Medication isn’t the only path. The Ornish Lifestyle Heart Trial remains one of the most cited demonstrations that intensive lifestyle changes alone can reverse coronary artery disease. Participants followed a program of a very low-fat whole foods diet (10% of calories from fat), three hours per week of moderate aerobic exercise, and one hour per day of stress management techniques like meditation or yoga.

After five years, the lifestyle group saw their average artery narrowing improve by 3.1 percentage points, a 7.9% relative improvement. The control group, following conventional medical advice, worsened by 11.8 percentage points, a 27.7% relative decline. The gap between the two groups was enormous.

The Ornish protocol is demanding, and not everyone can sustain it. But less extreme dietary patterns also show benefit. The CORDIOPREV trial, which ran for seven years, found that a Mediterranean diet rich in extra virgin olive oil reduced carotid artery wall thickness by about 0.03 mm over five to seven years, while a standard low-fat diet produced no measurable change. The Mediterranean diet also reduced the height of existing carotid plaques compared to the low-fat approach. These are modest changes, but they represent real structural improvement in artery walls over time.

How Doctors Track Plaque Changes

If you’re wondering how any of this gets measured, there are two main approaches. Inside clinical trials, IVUS (the ultrasound probe inside the artery) is the gold standard for precision. It can measure plaque volume down to fractions of a percentage. But it’s invasive and not practical for routine monitoring.

For most people, noninvasive options include coronary artery calcium (CAC) scoring, which uses a simple CT scan to estimate total calcified plaque burden, and coronary CT angiography (CCTA), which provides more detailed images of both calcified and soft plaque. CCTA has become increasingly popular because it can show not just how much plaque is present but what kind it is. Multiple studies show strong correlation between CCTA measurements and what IVUS finds inside the artery.

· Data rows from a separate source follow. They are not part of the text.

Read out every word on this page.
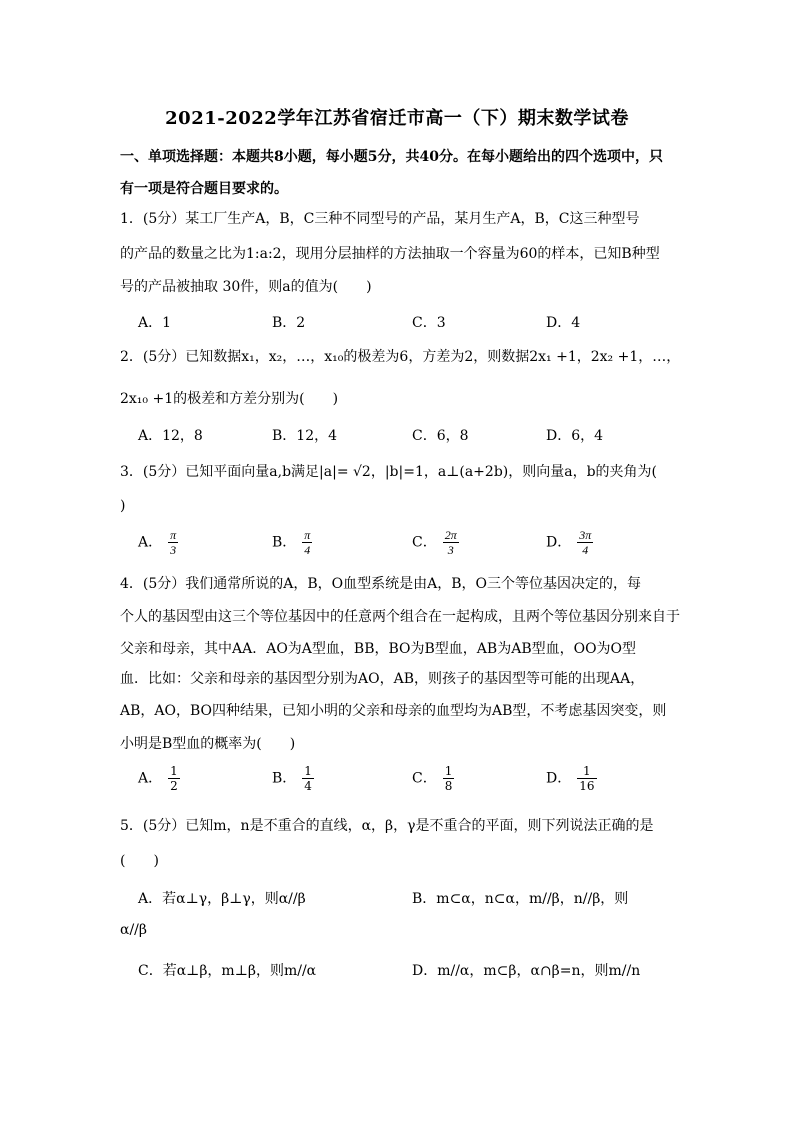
2021-2022学年江苏省宿迁市高一（下）期末数学试卷
一、单项选择题：本题共8小题，每小题5分，共40分。在每小题给出的四个选项中，只
有一项是符合题目要求的。
1．(5分）某工厂生产A，B，C三种不同型号的产品，某月生产A，B，C这三种型号
的产品的数量之比为1:a:2，现用分层抽样的方法抽取一个容量为60的样本，已知B种型
号的产品被抽取 30件，则a的值为(　　)
A．1	B．2	C．3	D．4
2．(5分）已知数据x₁，x₂，…，x₁₀的极差为6，方差为2，则数据2x₁ +1，2x₂ +1，…，
2x₁₀ +1的极差和方差分别为(　　)
A．12，8	B．12，4	C．6，8	D．6，4
3．(5分）已知平面向量a,b满足|a|= √2，|b|=1，a⊥(a+2b)，则向量a，b的夹角为(
)
A． $\frac{\pi}{3}$	B． $\frac{\pi}{4}$	C． $\frac{2\pi}{3}$	D． $\frac{3\pi}{4}$
4．(5分）我们通常所说的A，B，O血型系统是由A，B，O三个等位基因决定的，每
个人的基因型由这三个等位基因中的任意两个组合在一起构成，且两个等位基因分别来自于
父亲和母亲，其中AA．AO为A型血，BB，BO为B型血，AB为AB型血，OO为O型
血．比如：父亲和母亲的基因型分别为AO，AB，则孩子的基因型等可能的出现AA，
AB，AO，BO四种结果，已知小明的父亲和母亲的血型均为AB型，不考虑基因突变，则
小明是B型血的概率为(　　)
A． $\frac{1}{2}$	B． $\frac{1}{4}$	C． $\frac{1}{8}$	D． $\frac{1}{16}$
5．(5分）已知m，n是不重合的直线，α，β，γ是不重合的平面，则下列说法正确的是
(　　)
A．若α⊥γ，β⊥γ，则α//β	B．m⊂α，n⊂α，m//β，n//β，则
α//β
C．若α⊥β，m⊥β，则m//α	D．m//α，m⊂β，α∩β=n，则m//n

A CAC score is often the first step. If your score is zero, your near-term risk of a heart event is very low. A rising CAC score over time doesn’t necessarily mean you’re getting worse; sometimes plaque that was soft and dangerous is calcifying into a more stable form. That’s actually a sign of healing, which is why interpreting these numbers requires context rather than just tracking a single number.

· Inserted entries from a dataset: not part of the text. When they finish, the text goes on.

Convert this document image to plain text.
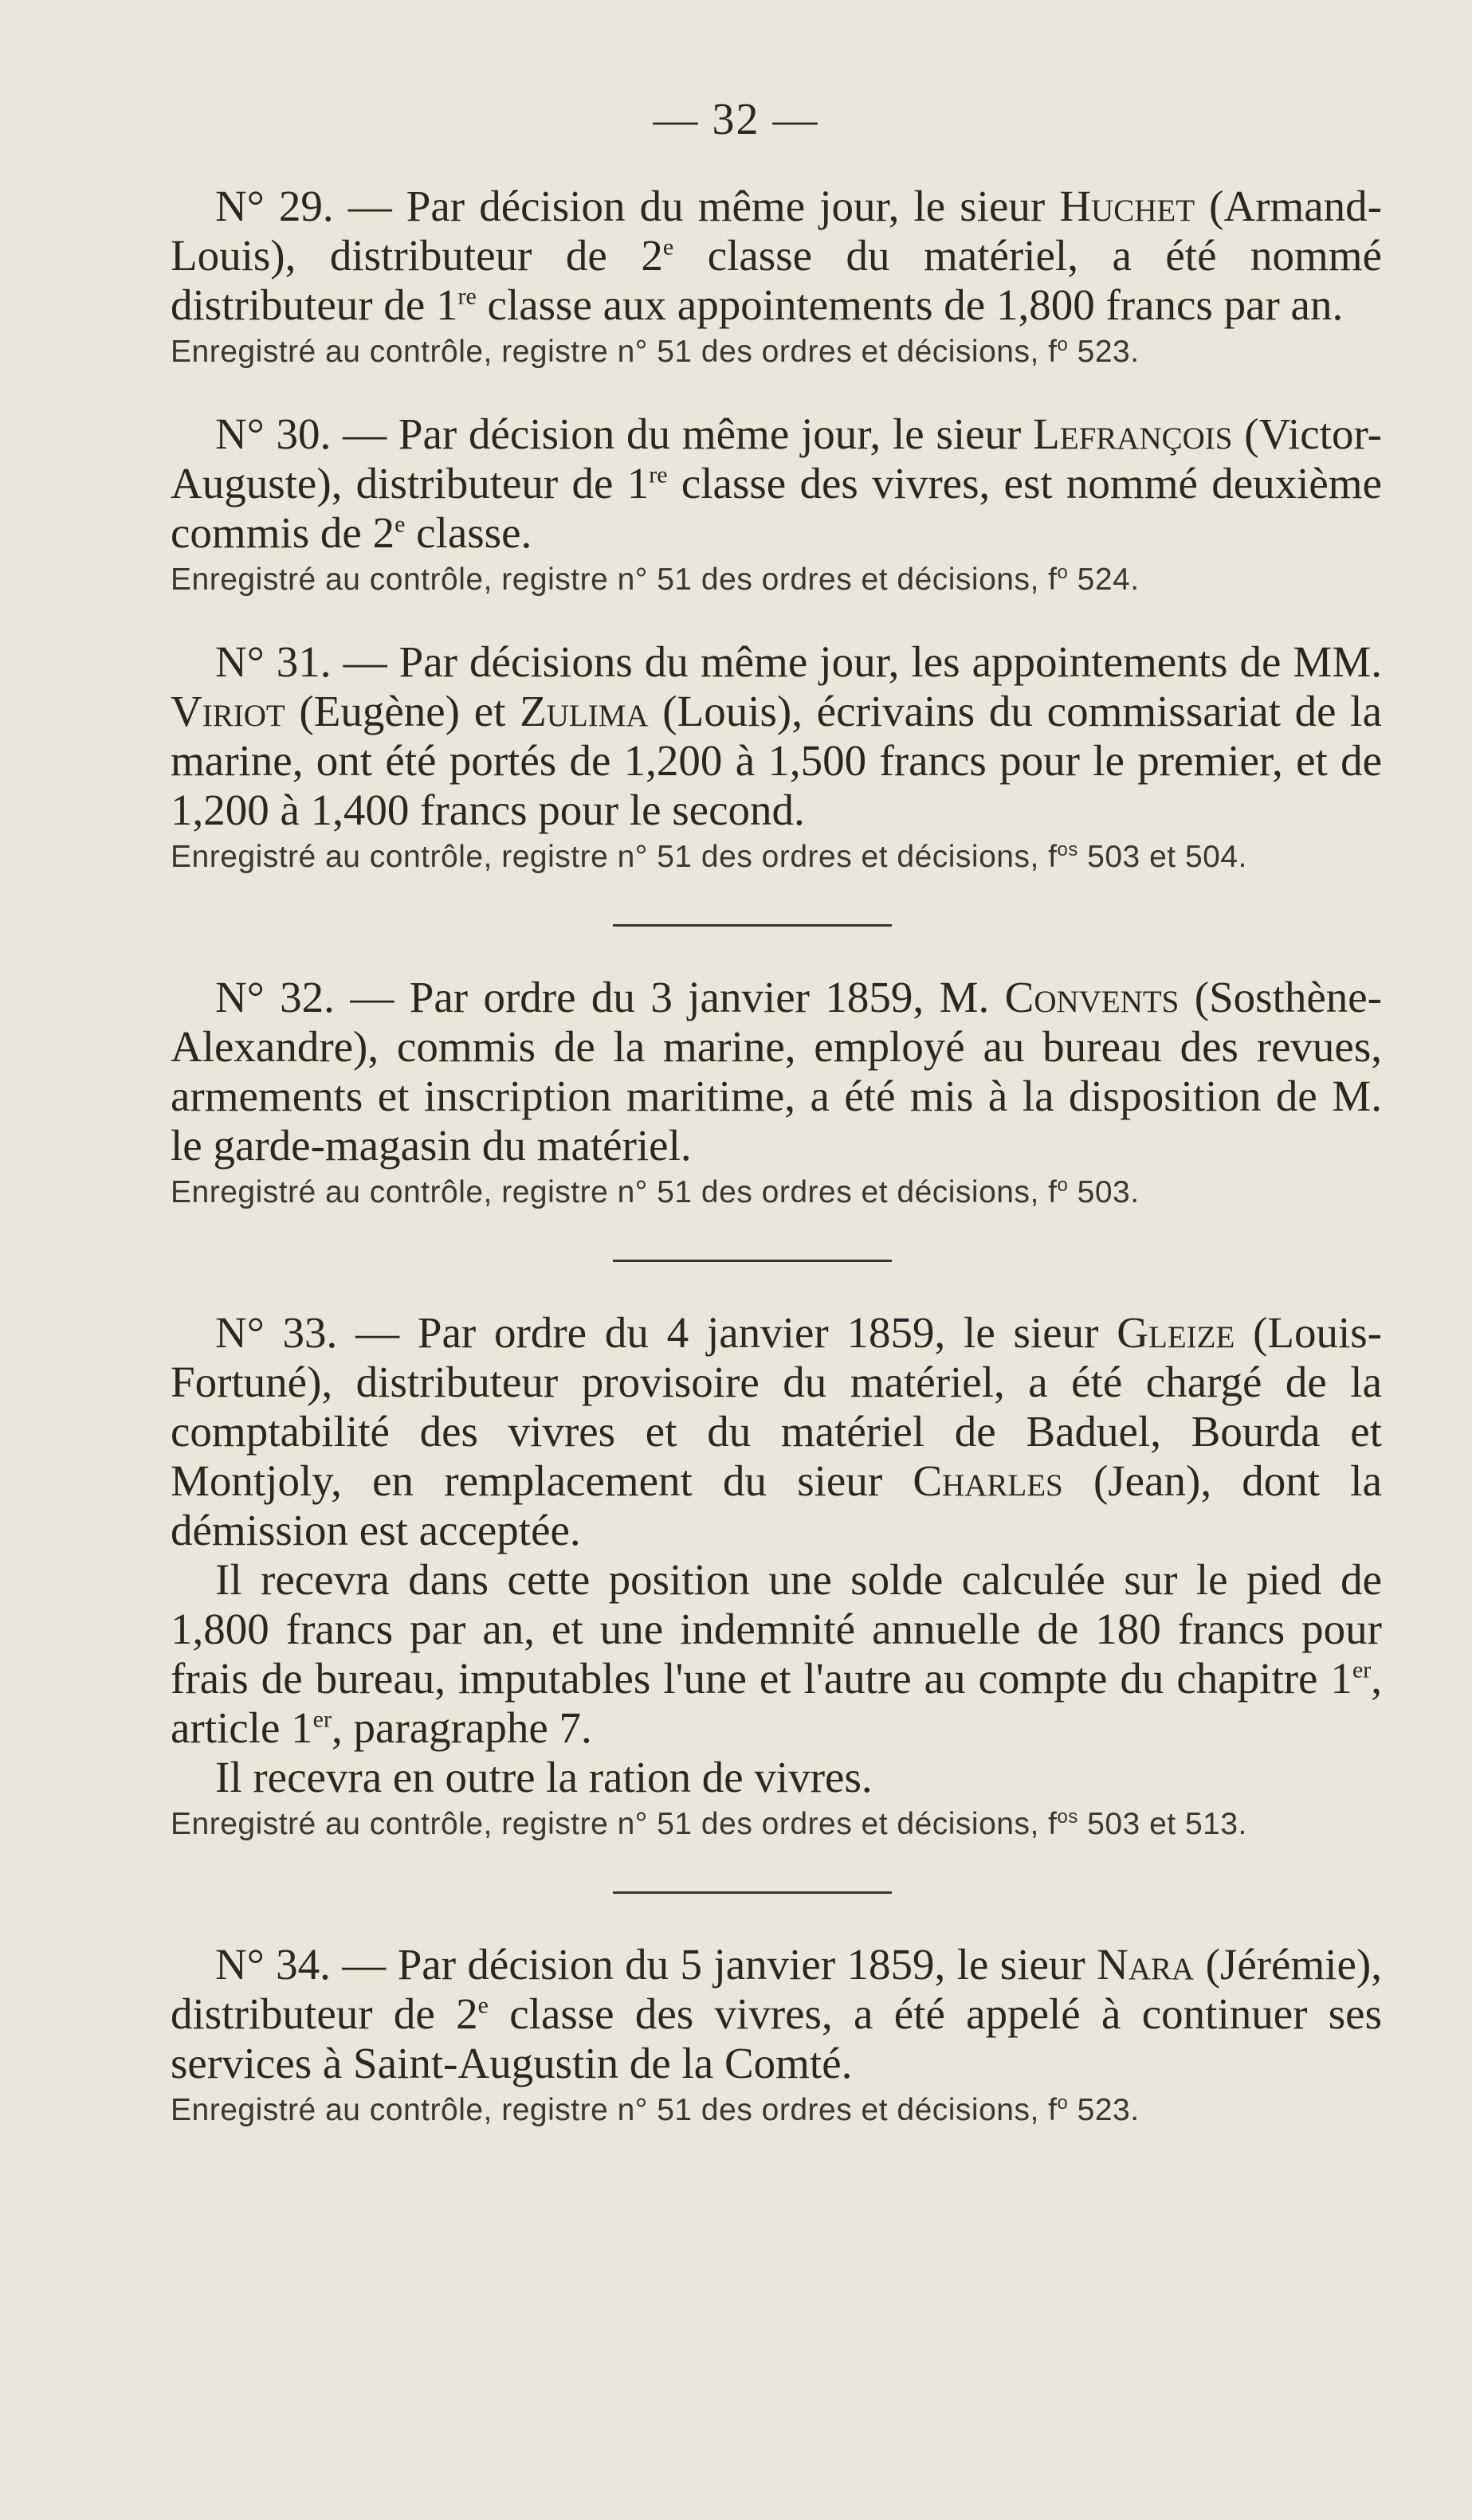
— 32 —

N° 29. — Par décision du même jour, le sieur Huchet (Armand-Louis), distributeur de 2e classe du matériel, a été nommé distributeur de 1re classe aux appointements de 1,800 francs par an.

Enregistré au contrôle, registre n° 51 des ordres et décisions, $f^o$ 523.

N° 30. — Par décision du même jour, le sieur Lefrançois (Victor-Auguste), distributeur de 1re classe des vivres, est nommé deuxième commis de 2e classe.

Enregistré au contrôle, registre n° 51 des ordres et décisions, $f^o$ 524.

N° 31. — Par décisions du même jour, les appointements de MM. Viriot (Eugène) et Zulima (Louis), écrivains du commissariat de la marine, ont été portés de 1,200 à 1,500 francs pour le premier, et de 1,200 à 1,400 francs pour le second.

Enregistré au contrôle, registre n° 51 des ordres et décisions, $f^{os}$ 503 et 504.

N° 32. — Par ordre du 3 janvier 1859, M. Convents (Sosthène-Alexandre), commis de la marine, employé au bureau des revues, armements et inscription maritime, a été mis à la disposition de M. le garde-magasin du matériel.

Enregistré au contrôle, registre n° 51 des ordres et décisions, $f^o$ 503.

N° 33. — Par ordre du 4 janvier 1859, le sieur Gleize (Louis-Fortuné), distributeur provisoire du matériel, a été chargé de la comptabilité des vivres et du matériel de Baduel, Bourda et Montjoly, en remplacement du sieur Charles (Jean), dont la démission est acceptée.

Il recevra dans cette position une solde calculée sur le pied de 1,800 francs par an, et une indemnité annuelle de 180 francs pour frais de bureau, imputables l'une et l'autre au compte du chapitre 1er, article 1er, paragraphe 7.

Il recevra en outre la ration de vivres.

Enregistré au contrôle, registre n° 51 des ordres et décisions, $f^{os}$ 503 et 513.

N° 34. — Par décision du 5 janvier 1859, le sieur Nara (Jérémie), distributeur de 2e classe des vivres, a été appelé à continuer ses services à Saint-Augustin de la Comté.

Enregistré au contrôle, registre n° 51 des ordres et décisions, $f^o$ 523.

What Reversal Actually Looks Like

It’s important to set realistic expectations. Even in the best clinical trials, plaque reversal is partial. Arteries don’t return to the pristine state of a 20-year-old. What happens is more like remodeling: the fatty, inflamed core of a plaque shrinks, the fibrous cap thickens and stabilizes, and the overall volume decreases by a few percent. For someone with significant coronary artery disease, that modest regression can mean the difference between a plaque that sits quietly and one that ruptures into a heart attack.

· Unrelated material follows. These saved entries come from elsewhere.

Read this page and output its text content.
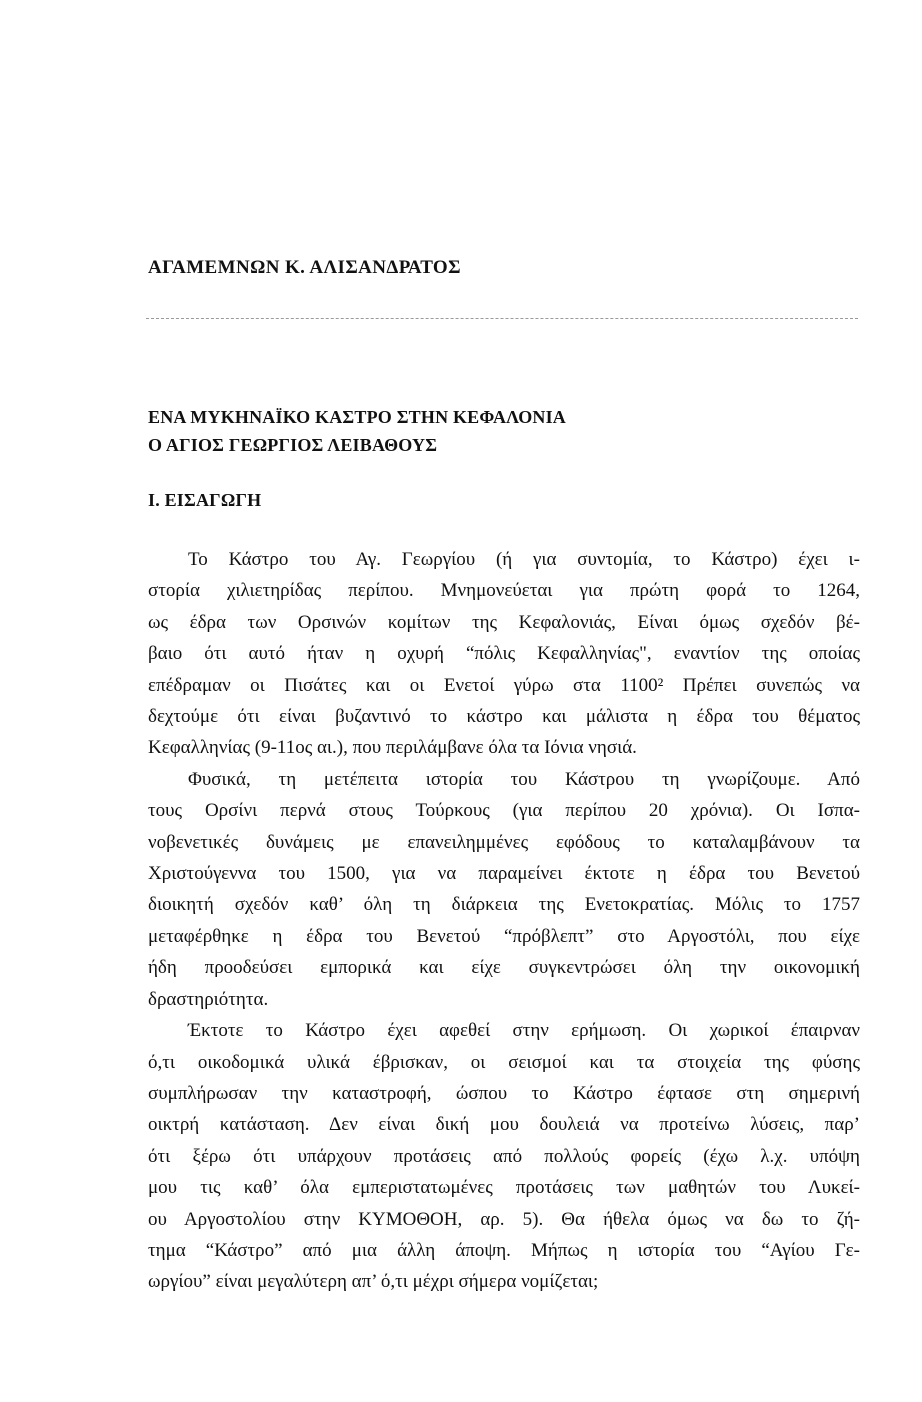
ΑΓΑΜΕΜΝΩΝ Κ. ΑΛΙΣΑΝΔΡΑΤΟΣ
ΕΝΑ ΜΥΚΗΝΑΪΚΟ ΚΑΣΤΡΟ ΣΤΗΝ ΚΕΦΑΛΟΝΙΑ
Ο ΑΓΙΟΣ ΓΕΩΡΓΙΟΣ ΛΕΙΒΑΘΟΥΣ
Ι. ΕΙΣΑΓΩΓΗ

Το Κάστρο του Αγ. Γεωργίου (ή για συντομία, το Κάστρο) έχει ι-
στορία χιλιετηρίδας περίπου. Μνημονεύεται για πρώτη φορά το 1264,
ως έδρα των Ορσινών κομίτων της Κεφαλονιάς, Είναι όμως σχεδόν βέ-
βαιο ότι αυτό ήταν η οχυρή “πόλις Κεφαλληνίας", εναντίον της οποίας
επέδραμαν οι Πισάτες και οι Ενετοί γύρω στα 1100² Πρέπει συνεπώς να
δεχτούμε ότι είναι βυζαντινό το κάστρο και μάλιστα η έδρα του θέματος
Κεφαλληνίας (9-11ος αι.), που περιλάμβανε όλα τα Ιόνια νησιά.

Φυσικά, τη μετέπειτα ιστορία του Κάστρου τη γνωρίζουμε. Από
τους Ορσίνι περνά στους Τούρκους (για περίπου 20 χρόνια). Οι Ισπα-
νοβενετικές δυνάμεις με επανειλημμένες εφόδους το καταλαμβάνουν τα
Χριστούγεννα του 1500, για να παραμείνει έκτοτε η έδρα του Βενετού
διοικητή σχεδόν καθ’ όλη τη διάρκεια της Ενετοκρατίας. Μόλις το 1757
μεταφέρθηκε η έδρα του Βενετού “πρόβλεπτ” στο Αργοστόλι, που είχε
ήδη προοδεύσει εμπορικά και είχε συγκεντρώσει όλη την οικονομική
δραστηριότητα.

Έκτοτε το Κάστρο έχει αφεθεί στην ερήμωση. Οι χωρικοί έπαιρναν
ό,τι οικοδομικά υλικά έβρισκαν, οι σεισμοί και τα στοιχεία της φύσης
συμπλήρωσαν την καταστροφή, ώσπου το Κάστρο έφτασε στη σημερινή
οικτρή κατάσταση. Δεν είναι δική μου δουλειά να προτείνω λύσεις, παρ’
ότι ξέρω ότι υπάρχουν προτάσεις από πολλούς φορείς (έχω λ.χ. υπόψη
μου τις καθ’ όλα εμπεριστατωμένες προτάσεις των μαθητών του Λυκεί-
ου Αργοστολίου στην ΚΥΜΟΘΟΗ, αρ. 5). Θα ήθελα όμως να δω το ζή-
τημα “Κάστρο” από μια άλλη άποψη. Μήπως η ιστορία του “Αγίου Γε-
ωργίου” είναι μεγαλύτερη απ’ ό,τι μέχρι σήμερα νομίζεται;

The practical implication is that plaque reversal is a long game. It requires sustained, aggressive management of cholesterol (through medication, lifestyle changes, or both), along with control of blood pressure, blood sugar, and inflammation. The earlier you start, the more reversible the plaque tends to be, because younger plaques have more lipid content and less calcium. Heavily calcified plaques in someone who’s had atherosclerosis for decades are harder to shrink, though they can still be stabilized.